一锅水热法制备全氟辛磺酸盐印迹碳微球及其吸附性能研究

Preparation of Molecularly Imprinted Carbon Microspheres by One-Pot Hydrothermal Method and Their Adsorption Properties to Perfluorooctane Sulfonate

采用废弃油茶籽壳生物质作为碳源,以全氟辛烷磺酸盐(PFOS)作为模板分子,间苯三酚为添加剂,通过一锅水热法制备了具有PFOS印迹的水热碳微球(PFOS-MIC)。采用扫描电镜(SEM)、透射电镜(TEM)、比表面积和孔径分布仪(BET)、傅里叶变换红外光谱仪(FT-IR)、热重/差热综合分析仪(TG/DTA)等对其进行了表征。PFOS印迹碳微球粒径约1.5 μm,内部由大量缔合氢键形成印迹位点。考察了此印迹碳微球对水中PFOS的吸附性能,如吸附动力学、pH值影响、吸附等温线及吸附选择性。结果表明,非印迹碳微球和印迹碳微球对PFOS的吸附动力学均符合拟二级动力学模型( R 2>0.994),在20℃,pH=3条件下,吸附平衡时间分别为1.5和3.0 h;酸性条件有利于PFOS的吸附;吸附等温线数据符合Langmuir吸附模型( R 2>0.993),20℃下最大吸附量分别为2930和5380 μg/g。选择性实验结果表明,在结构类似物共存的条件下,印迹碳微球对PFOS具有较好的吸附选择性。

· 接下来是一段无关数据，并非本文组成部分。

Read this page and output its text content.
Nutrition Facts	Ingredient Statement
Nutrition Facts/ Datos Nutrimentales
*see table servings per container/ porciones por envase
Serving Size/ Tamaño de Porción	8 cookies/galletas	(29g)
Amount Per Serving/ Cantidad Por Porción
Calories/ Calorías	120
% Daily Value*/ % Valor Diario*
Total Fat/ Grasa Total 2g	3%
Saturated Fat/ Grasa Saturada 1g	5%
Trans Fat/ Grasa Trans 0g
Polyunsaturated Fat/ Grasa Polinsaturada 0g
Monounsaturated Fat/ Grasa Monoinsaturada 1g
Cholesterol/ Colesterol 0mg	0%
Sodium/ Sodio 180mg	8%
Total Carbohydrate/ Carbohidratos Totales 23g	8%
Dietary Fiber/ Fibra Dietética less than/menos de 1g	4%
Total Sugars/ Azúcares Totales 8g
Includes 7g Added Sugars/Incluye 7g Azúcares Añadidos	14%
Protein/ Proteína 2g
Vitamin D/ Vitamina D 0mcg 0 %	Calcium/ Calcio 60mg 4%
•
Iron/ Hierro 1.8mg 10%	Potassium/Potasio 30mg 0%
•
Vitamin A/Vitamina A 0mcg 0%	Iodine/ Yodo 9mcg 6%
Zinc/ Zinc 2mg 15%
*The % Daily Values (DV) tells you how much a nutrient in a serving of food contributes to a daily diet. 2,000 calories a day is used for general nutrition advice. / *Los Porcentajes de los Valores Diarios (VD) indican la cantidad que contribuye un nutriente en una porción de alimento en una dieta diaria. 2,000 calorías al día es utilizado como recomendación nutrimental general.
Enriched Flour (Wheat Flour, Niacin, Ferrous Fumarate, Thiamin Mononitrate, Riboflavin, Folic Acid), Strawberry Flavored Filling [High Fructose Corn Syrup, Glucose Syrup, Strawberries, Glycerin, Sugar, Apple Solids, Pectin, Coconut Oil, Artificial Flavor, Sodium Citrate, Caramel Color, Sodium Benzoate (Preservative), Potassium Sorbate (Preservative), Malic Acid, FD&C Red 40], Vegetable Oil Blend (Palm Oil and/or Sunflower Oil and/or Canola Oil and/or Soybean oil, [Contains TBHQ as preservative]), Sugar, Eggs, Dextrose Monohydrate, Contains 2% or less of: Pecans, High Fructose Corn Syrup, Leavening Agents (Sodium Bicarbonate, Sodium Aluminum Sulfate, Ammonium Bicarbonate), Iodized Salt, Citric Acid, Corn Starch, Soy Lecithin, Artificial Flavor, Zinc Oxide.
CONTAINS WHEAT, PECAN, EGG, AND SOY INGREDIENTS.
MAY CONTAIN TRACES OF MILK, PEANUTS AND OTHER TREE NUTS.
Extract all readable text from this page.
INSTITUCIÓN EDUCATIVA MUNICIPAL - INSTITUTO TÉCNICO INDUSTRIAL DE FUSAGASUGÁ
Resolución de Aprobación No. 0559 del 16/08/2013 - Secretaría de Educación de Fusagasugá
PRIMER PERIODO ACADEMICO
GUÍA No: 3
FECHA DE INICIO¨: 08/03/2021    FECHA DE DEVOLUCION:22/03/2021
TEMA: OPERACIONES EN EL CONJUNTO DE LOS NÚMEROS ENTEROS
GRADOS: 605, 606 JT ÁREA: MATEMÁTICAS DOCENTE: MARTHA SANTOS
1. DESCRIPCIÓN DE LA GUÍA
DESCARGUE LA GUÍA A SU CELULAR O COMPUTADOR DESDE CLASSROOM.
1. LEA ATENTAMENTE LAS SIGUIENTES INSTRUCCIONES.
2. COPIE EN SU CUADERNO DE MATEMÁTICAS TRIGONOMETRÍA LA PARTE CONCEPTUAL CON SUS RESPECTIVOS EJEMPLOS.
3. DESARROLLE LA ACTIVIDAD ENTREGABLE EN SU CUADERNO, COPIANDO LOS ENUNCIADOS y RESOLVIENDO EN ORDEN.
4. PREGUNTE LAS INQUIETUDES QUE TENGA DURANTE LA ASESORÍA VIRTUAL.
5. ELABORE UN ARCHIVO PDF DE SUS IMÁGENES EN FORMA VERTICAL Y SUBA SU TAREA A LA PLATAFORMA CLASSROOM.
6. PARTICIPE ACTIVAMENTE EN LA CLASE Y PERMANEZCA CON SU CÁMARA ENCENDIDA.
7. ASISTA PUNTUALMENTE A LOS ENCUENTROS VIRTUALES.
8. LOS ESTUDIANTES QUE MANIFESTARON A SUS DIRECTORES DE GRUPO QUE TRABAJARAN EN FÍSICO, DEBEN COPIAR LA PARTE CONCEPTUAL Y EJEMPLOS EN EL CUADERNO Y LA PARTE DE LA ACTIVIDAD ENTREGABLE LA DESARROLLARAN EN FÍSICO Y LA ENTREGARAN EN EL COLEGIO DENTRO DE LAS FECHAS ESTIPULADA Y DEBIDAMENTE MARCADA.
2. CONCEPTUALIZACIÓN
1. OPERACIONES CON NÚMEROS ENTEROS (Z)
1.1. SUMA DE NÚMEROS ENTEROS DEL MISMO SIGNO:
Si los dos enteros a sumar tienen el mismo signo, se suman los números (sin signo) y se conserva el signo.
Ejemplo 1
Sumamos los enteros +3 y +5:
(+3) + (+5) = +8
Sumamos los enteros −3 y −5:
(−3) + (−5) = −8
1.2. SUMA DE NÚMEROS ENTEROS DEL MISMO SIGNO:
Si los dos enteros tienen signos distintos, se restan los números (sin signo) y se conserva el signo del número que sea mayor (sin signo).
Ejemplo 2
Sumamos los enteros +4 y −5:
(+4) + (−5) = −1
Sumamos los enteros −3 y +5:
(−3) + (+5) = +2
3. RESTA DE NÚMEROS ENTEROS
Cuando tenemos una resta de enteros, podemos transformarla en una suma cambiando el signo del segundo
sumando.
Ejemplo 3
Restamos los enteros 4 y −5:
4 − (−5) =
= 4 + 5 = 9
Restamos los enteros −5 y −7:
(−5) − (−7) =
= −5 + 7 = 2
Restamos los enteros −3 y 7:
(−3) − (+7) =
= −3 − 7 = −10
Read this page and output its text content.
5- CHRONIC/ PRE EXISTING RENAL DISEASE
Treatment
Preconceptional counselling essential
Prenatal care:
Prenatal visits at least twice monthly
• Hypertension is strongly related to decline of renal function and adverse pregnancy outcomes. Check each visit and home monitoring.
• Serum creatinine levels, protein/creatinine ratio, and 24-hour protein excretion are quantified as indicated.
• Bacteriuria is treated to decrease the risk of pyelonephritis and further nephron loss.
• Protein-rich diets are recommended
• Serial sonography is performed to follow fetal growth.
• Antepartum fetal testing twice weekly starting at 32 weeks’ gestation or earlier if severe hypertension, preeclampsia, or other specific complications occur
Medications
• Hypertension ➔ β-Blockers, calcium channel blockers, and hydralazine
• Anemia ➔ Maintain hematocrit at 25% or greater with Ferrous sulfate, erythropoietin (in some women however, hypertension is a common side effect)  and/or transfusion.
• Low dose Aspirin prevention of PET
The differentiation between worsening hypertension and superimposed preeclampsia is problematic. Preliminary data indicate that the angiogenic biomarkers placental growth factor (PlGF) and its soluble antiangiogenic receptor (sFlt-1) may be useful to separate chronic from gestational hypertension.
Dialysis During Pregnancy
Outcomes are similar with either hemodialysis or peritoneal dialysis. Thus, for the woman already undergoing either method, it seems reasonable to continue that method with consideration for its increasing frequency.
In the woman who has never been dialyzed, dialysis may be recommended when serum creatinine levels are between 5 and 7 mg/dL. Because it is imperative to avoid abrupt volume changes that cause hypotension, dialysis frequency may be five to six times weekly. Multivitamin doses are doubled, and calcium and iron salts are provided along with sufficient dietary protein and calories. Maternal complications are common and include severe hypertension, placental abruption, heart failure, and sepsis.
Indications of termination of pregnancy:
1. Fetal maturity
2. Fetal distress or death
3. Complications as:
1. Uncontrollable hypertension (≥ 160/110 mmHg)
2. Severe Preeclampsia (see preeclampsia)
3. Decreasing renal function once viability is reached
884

Molecularly imprinted carbon microspheres (MIC) were synthesized by one-pot hydrothermal method with perfluorooctane sulfonate (PFOS) as template, camellia oleifera seed shell as carbon precursor and phloroglucinol as additive. The as-prepared PFOS-MIC was characterized by scanning electron microscopy (SEM), transmission electron microscopy (TEM), specific surface area and pore size distribution analyzer (BET), Fourier transform infrared spectroscopy (FT-IR), and thermogravimetry/differential thermal analyzer (TG/DTA). The results of SEM, HRTEM and FT-IR showed that the PFOS-MIC had a particle size of about 1.5 μm, the activated binding sites were formed by a large number of interconnected hydrogen bonds. The adsorption properties of PFOS on PFOS-MIC and the corresponding non-imprinted carbon microspheres (NIC) such as adsorption kinetics, pH effect and adsorption isotherms were investigated. Results showed that the adsorption kinetics of PFOS on both NIC and PFOS-MIC fitted well with the secondary-kinetic model ( R 2> 0.994 ). When the temperature was set at 20℃ and pH=3, the adsorption equilibrium time was 1.5 h and 3.0 h, respectively. The lower pH was positive to the adsorption. The adsorption isotherms data fitted better to the Langmuir model ( R 2>0.993) than that of Freundlich model, and the maximum adsorption capacity at 20℃ was 2930 and 5380 μg/g for NIC and PFOS-MIC, respectively. Adsorption selectivity results indicated that the PFOS-MIC had good adsorption selectivity for PFOS, even in coexistence with the structure analogue surfactants.